Они с Кастерадом познакомились, когда тот только-только ушёл из школы на окраине Парижа, где преподавал французский. Папа всегда с большим почтением относился к людям, которые пишут книги, и купился на то, что Кастерад опубликовал несколько сборников стихов. В моей нью-йоркской библиотеке по сей день сохранился один из них, – наверно, папа сунул его перед отъездом из Франции в чемодан на память о прошлом. Сборник называется «Кантилены»[3], отпечатан на средства автора, проживающего по адресу: Париж, X округ, улица Акведук, 15. На задней стороне обложки сообщаются сведения о нём: «Реймон Кастерад. Лауреат поэтических конкурсов: Флоралий в Лангедоке, имени Мюссе в Бордо, обладатель премии Литературной федерации Гаскони и Северной Африки».

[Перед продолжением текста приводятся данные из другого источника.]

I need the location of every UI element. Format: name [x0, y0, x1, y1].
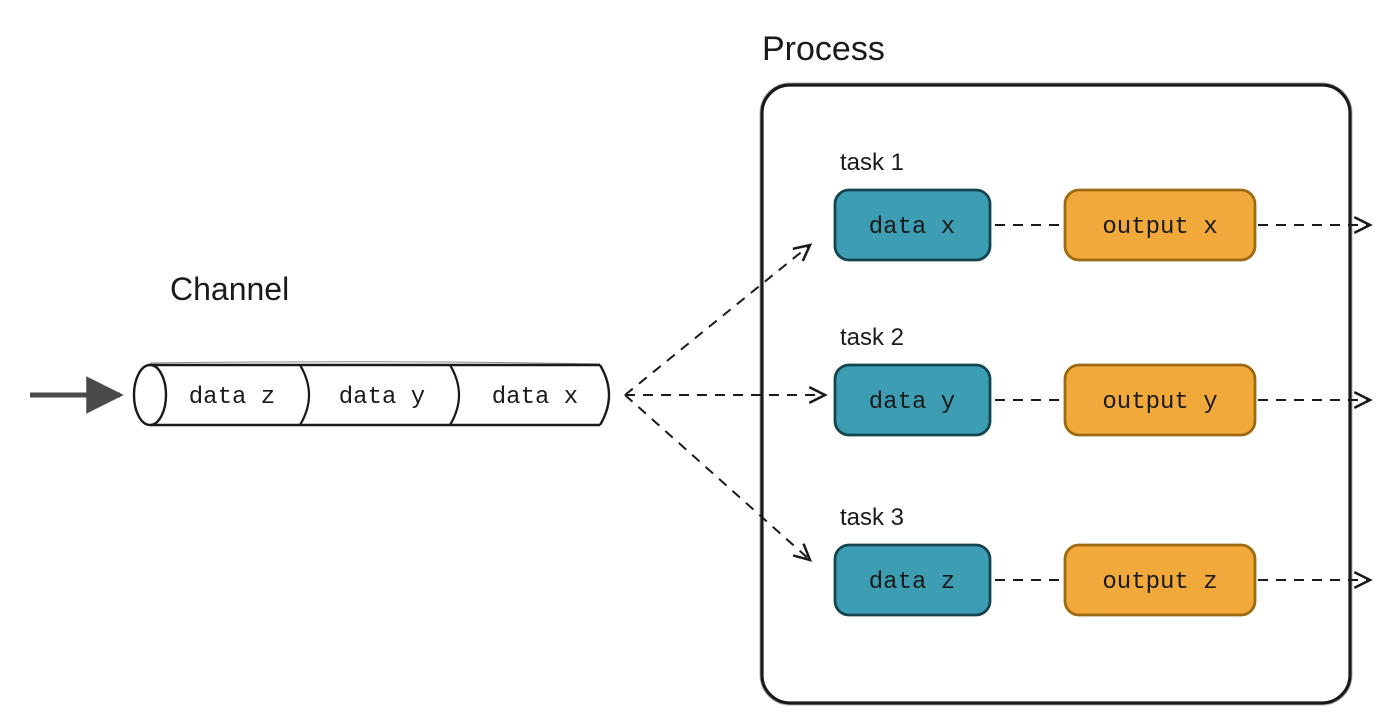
task-label-2: task 2 — [840, 324, 904, 351]
task-data-box-2: data y — [835, 365, 990, 435]
svg-text:output x: output x — [1102, 214, 1217, 241]
channel-item-0: data z — [189, 384, 275, 411]
svg-text:data z: data z — [869, 569, 955, 596]
flow-arrow-to-task-3 — [625, 395, 810, 560]
channel-title: Channel — [170, 271, 289, 307]
channel-item-1: data y — [339, 384, 425, 411]
channel-item-2: data x — [492, 384, 578, 411]
task-output-box-1: output x — [1065, 190, 1255, 260]
process-title: Process — [762, 30, 885, 68]
task-label-3: task 3 — [840, 504, 904, 531]
task-data-box-1: data x — [835, 190, 990, 260]
svg-text:data y: data y — [869, 389, 955, 416]
task-output-box-3: output z — [1065, 545, 1255, 615]
task-output-box-2: output y — [1065, 365, 1255, 435]
flow-arrow-to-task-1 — [625, 245, 810, 395]
diagram-canvas: Channel data z data y data x Process tas… — [0, 0, 1384, 714]
task-data-box-3: data z — [835, 545, 990, 615]
svg-text:data x: data x — [869, 214, 955, 241]
task-label-1: task 1 — [840, 149, 904, 176]
svg-text:output z: output z — [1102, 569, 1217, 596]
svg-text:output y: output y — [1102, 389, 1217, 416]
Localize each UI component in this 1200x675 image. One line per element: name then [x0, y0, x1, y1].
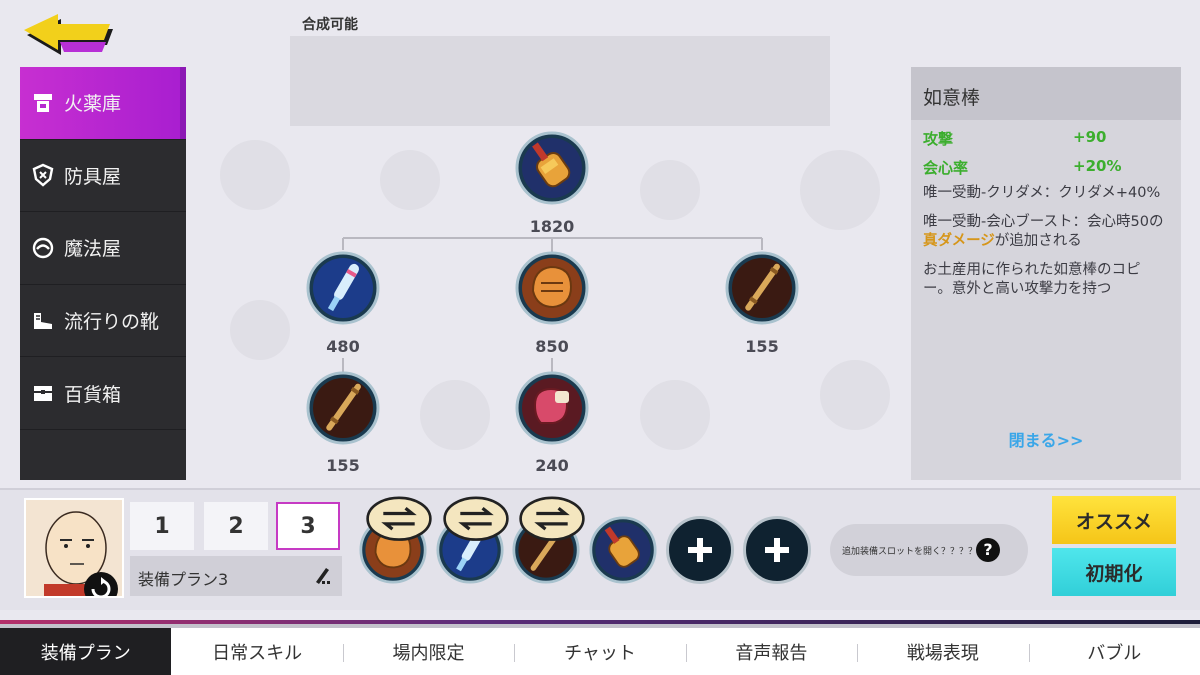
- passive-text-end: が追加される: [994, 233, 1082, 249]
- unlock-extra-slot-button[interactable]: 追加装備スロットを開く？？？？ ?: [830, 524, 1028, 576]
- tree-node-bat[interactable]: [306, 251, 380, 325]
- tree-cost-staff-2: 155: [326, 456, 360, 475]
- ruyi-staff-gauntlet-icon: [515, 131, 589, 205]
- item-title: 如意棒: [911, 67, 1181, 120]
- item-detail-panel: 如意棒 攻撃 +90 会心率 +20% 唯一受動-クリダメ：クリダメ+40% 唯…: [911, 67, 1181, 480]
- plan-button-2[interactable]: 2: [204, 502, 268, 550]
- close-detail-link[interactable]: 閉まる>>: [911, 427, 1181, 451]
- tree-node-staff-2[interactable]: [306, 371, 380, 445]
- edit-icon[interactable]: [312, 564, 334, 586]
- boxing-glove-icon: [515, 371, 589, 445]
- plus-icon: [765, 538, 789, 562]
- ruyi-staff-gauntlet-icon: [589, 516, 657, 584]
- equip-slot-4[interactable]: [589, 516, 657, 584]
- tab-voice-report[interactable]: 音声報告: [685, 628, 857, 675]
- tree-node-boxing-glove[interactable]: [515, 371, 589, 445]
- tree-node-staff[interactable]: [725, 251, 799, 325]
- tab-battle-expression[interactable]: 戦場表現: [857, 628, 1028, 675]
- help-icon[interactable]: ?: [976, 538, 1000, 562]
- tab-daily-skill[interactable]: 日常スキル: [171, 628, 342, 675]
- baseball-glove-icon: [515, 251, 589, 325]
- swap-icon[interactable]: [442, 486, 510, 554]
- stat-label: 攻撃: [923, 130, 954, 148]
- passive-text: 唯一受動-会心ブースト：会心時50の: [923, 214, 1164, 230]
- passive-crit-boost: 唯一受動-会心ブースト：会心時50の真ダメージが追加される: [911, 213, 1181, 251]
- avatar[interactable]: [24, 498, 124, 598]
- item-description: お土産用に作られた如意棒のコピー。意外と高い攻撃力を持つ: [923, 262, 1141, 297]
- bottom-tab-bar: 装備プラン 日常スキル 場内限定 チャット 音声報告 戦場表現 バブル: [0, 624, 1200, 675]
- passive-crit-damage: 唯一受動-クリダメ：クリダメ+40%: [923, 185, 1161, 201]
- equip-slot-1[interactable]: [359, 496, 432, 584]
- reset-button[interactable]: 初期化: [1052, 548, 1176, 596]
- tree-node-glove[interactable]: [515, 251, 589, 325]
- true-damage-highlight: 真ダメージ: [923, 233, 995, 249]
- tab-chat[interactable]: チャット: [514, 628, 685, 675]
- plus-icon: [688, 538, 712, 562]
- wooden-staff-icon: [306, 371, 380, 445]
- plan-name-field[interactable]: 装備プラン3: [130, 556, 342, 596]
- swap-icon[interactable]: [518, 486, 586, 554]
- tree-cost-bat: 480: [326, 337, 360, 356]
- add-slot-button-2[interactable]: [743, 516, 811, 584]
- baseball-bat-icon: [306, 251, 380, 325]
- tab-bubble[interactable]: バブル: [1028, 628, 1200, 675]
- tree-cost-boxing-glove: 240: [535, 456, 569, 475]
- unlock-extra-slot-text: 追加装備スロットを開く？？？？: [842, 547, 978, 557]
- stat-row-attack: 攻撃 +90: [911, 128, 1181, 149]
- add-slot-button-1[interactable]: [666, 516, 734, 584]
- wooden-staff-icon: [725, 251, 799, 325]
- tree-cost-root: 1820: [529, 217, 575, 236]
- tab-equipment-plan[interactable]: 装備プラン: [0, 628, 172, 675]
- tab-field-limited[interactable]: 場内限定: [342, 628, 514, 675]
- swap-icon[interactable]: [365, 486, 433, 554]
- plan-name-label: 装備プラン3: [138, 570, 229, 589]
- plan-button-1[interactable]: 1: [130, 502, 194, 550]
- stat-row-crit: 会心率 +20%: [911, 157, 1181, 178]
- equipment-plan-bar: 1 2 3 装備プラン3 追加装備スロットを開く？？？？ ? オススメ 初期化: [0, 488, 1200, 610]
- recommend-button[interactable]: オススメ: [1052, 496, 1176, 544]
- equip-slot-3[interactable]: [512, 496, 585, 584]
- stat-value: +90: [1073, 128, 1107, 146]
- tree-cost-staff: 155: [745, 337, 779, 356]
- stat-value: +20%: [1073, 157, 1122, 175]
- plan-button-3[interactable]: 3: [276, 502, 340, 550]
- refresh-icon[interactable]: [84, 572, 118, 596]
- stat-label: 会心率: [923, 159, 969, 177]
- tree-cost-glove: 850: [535, 337, 569, 356]
- tree-node-root[interactable]: [515, 131, 589, 205]
- equip-slot-2[interactable]: [436, 496, 509, 584]
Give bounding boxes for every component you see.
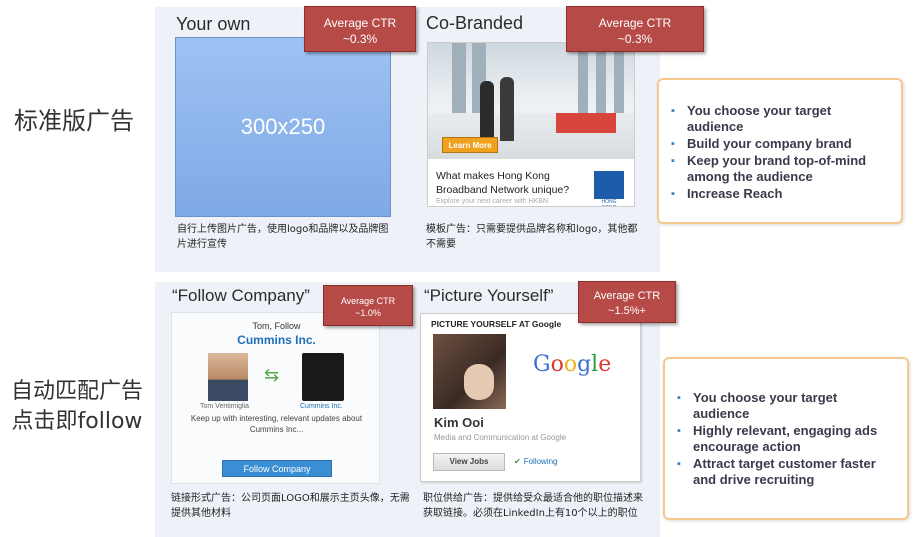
following-status[interactable]: ✔ Following	[514, 457, 558, 466]
learn-more-button[interactable]: Learn More	[442, 137, 498, 153]
co-branded-caption: What makes Hong Kong Broadband Network u…	[436, 170, 570, 196]
picture-yourself-ad-creative: PICTURE YOURSELF AT Google Google Kim Oo…	[420, 313, 641, 482]
ctr-badge-co-branded: Average CTR ~0.3%	[566, 6, 704, 52]
standard-ads-benefits-callout: You choose your target audience Build yo…	[657, 78, 903, 224]
ad-description-picture-yourself: 职位供给广告：提供给受众最适合他的职位描述来获取链接。必须在LinkedIn上有…	[423, 493, 643, 519]
employee-photo	[433, 334, 506, 409]
co-branded-ad-creative[interactable]: Learn More What makes Hong Kong Broadban…	[427, 42, 635, 207]
ctr-badge-follow-company: Average CTR ~1.0%	[323, 285, 413, 326]
swap-arrows-icon: ⇆	[264, 365, 280, 385]
benefit-item: Build your company brand	[671, 136, 891, 152]
ad-description-follow-company: 链接形式广告：公司页面LOGO和展示主页头像，无需提供其他材料	[171, 493, 410, 519]
auto-match-ads-benefits-callout: You choose your target audience Highly r…	[663, 357, 909, 520]
ad-description-co-branded: 模板广告：只需要提供品牌名称和logo，其他都不需要	[426, 224, 638, 250]
ctr-badge-your-own: Average CTR ~0.3%	[304, 6, 416, 52]
ctr-label: Average CTR	[593, 290, 661, 302]
benefit-item: Attract target customer faster and drive…	[677, 456, 897, 488]
hkbn-logo-text: HONG KONG BROADBAND NETWORK	[601, 199, 617, 206]
benefit-item: Keep your brand top-of-mind among the au…	[671, 153, 891, 185]
hkbn-logo	[594, 171, 624, 199]
google-logo: Google	[533, 352, 612, 377]
member-avatar	[208, 353, 248, 401]
benefit-item: Increase Reach	[671, 186, 891, 202]
row-label-auto-match-ads: 自动匹配广告 点击即follow	[2, 377, 152, 437]
ad-title-your-own: Your own	[176, 14, 251, 34]
ctr-value: ~1.0%	[355, 308, 381, 318]
ad-title-co-branded: Co-Branded	[426, 13, 524, 33]
row-label-line-2: 点击即follow	[11, 409, 143, 434]
employee-role: Media and Communication at Google	[434, 433, 567, 442]
ctr-value: ~1.5%+	[608, 305, 646, 317]
benefit-item: You choose your target audience	[677, 390, 897, 422]
employee-name: Kim Ooi	[434, 415, 484, 430]
ad-placeholder-300x250: 300x250	[175, 37, 391, 217]
ad-description-your-own: 自行上传图片广告，使用logo和品牌以及品牌图片进行宣传	[177, 224, 389, 250]
company-logo-name[interactable]: Cummins Inc.	[300, 403, 343, 410]
ctr-label: Average CTR	[323, 16, 397, 30]
co-branded-subcaption: Explore your next career with HKBN	[436, 198, 549, 205]
benefit-item: Highly relevant, engaging ads encourage …	[677, 423, 897, 455]
picture-yourself-header: PICTURE YOURSELF AT Google	[431, 319, 562, 329]
follow-message: Keep up with interesting, relevant updat…	[190, 414, 363, 434]
following-label: Following	[523, 457, 558, 466]
ctr-value: ~0.3%	[342, 32, 378, 46]
company-name-link[interactable]: Cummins Inc.	[172, 333, 381, 347]
ctr-label: Average CTR	[598, 16, 672, 30]
checkmark-icon: ✔	[514, 457, 521, 466]
ad-title-picture-yourself: “Picture Yourself”	[424, 286, 554, 305]
view-jobs-button[interactable]: View Jobs	[433, 453, 505, 471]
benefit-item: You choose your target audience	[671, 103, 891, 135]
ctr-badge-picture-yourself: Average CTR ~1.5%+	[578, 281, 676, 323]
cummins-logo	[302, 353, 344, 401]
follow-company-button[interactable]: Follow Company	[222, 460, 332, 477]
member-name: Tom Ventimiglia	[200, 403, 250, 410]
ctr-value: ~0.3%	[617, 32, 653, 46]
row-label-standard-ads: 标准版广告	[14, 107, 134, 135]
ad-title-follow-company: “Follow Company”	[172, 286, 310, 305]
ctr-label: Average CTR	[340, 296, 396, 306]
follow-company-ad-creative: Tom, Follow Cummins Inc. ⇆ Tom Ventimigl…	[171, 312, 380, 484]
row-label-line-1: 自动匹配广告	[10, 379, 143, 404]
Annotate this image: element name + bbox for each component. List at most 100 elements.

За матовой стеклянной витриной склада на улице Отвиль любопытные прохожие ничего не могли разглядеть. А над ней красовалась надпись тёмно-синими буквами:
КАСТЕРАД & КАРАМБОЛЬЭксп. – Транс.
Такая у нас с папой фамилия – Карамболь. Здесь, в Америке, её выговаривают по-своему: Кэрамбл, но в Париже она звучала совершенно нормально. Когда я выросла, папа рассказал мне, что вообще-то у него была другая фамилия, ужасно сложная. Что-то вроде «Карабакиквадзе» или «Карамджиболцишвили». Но однажды перед самой войной, когда папа был ещё совсем молодой, ему понадобилась копия свидетельства о рождении, и он отправился в мэрию Девятого округа, где когда-то его отец, то есть мой дед, записал сына под фамилией Карабакиквадзе или Карзамболишвили. Стоял жаркий летний день, в бюро записей гражданского состояния маялся всего один сотрудник.
Он принялся выводить на бланке страшно громоздкую фамилию и испустил тяжкий вздох. Ему показалось, что множество жужжащих, как пчёлы, и стрекочущих, как кузнечики, согласных, все эти «зе», «дзе» и «джи», густым невидимым роем вьются у него над головой – он даже невольно отмахнулся.
– Ну и фамилия у вас, пока напишешь – взмокнешь, – сказал он, вытирая пот со лба. – Что, если мы её упростим? Напишем, например… Карамболь. Как вам? Подходит?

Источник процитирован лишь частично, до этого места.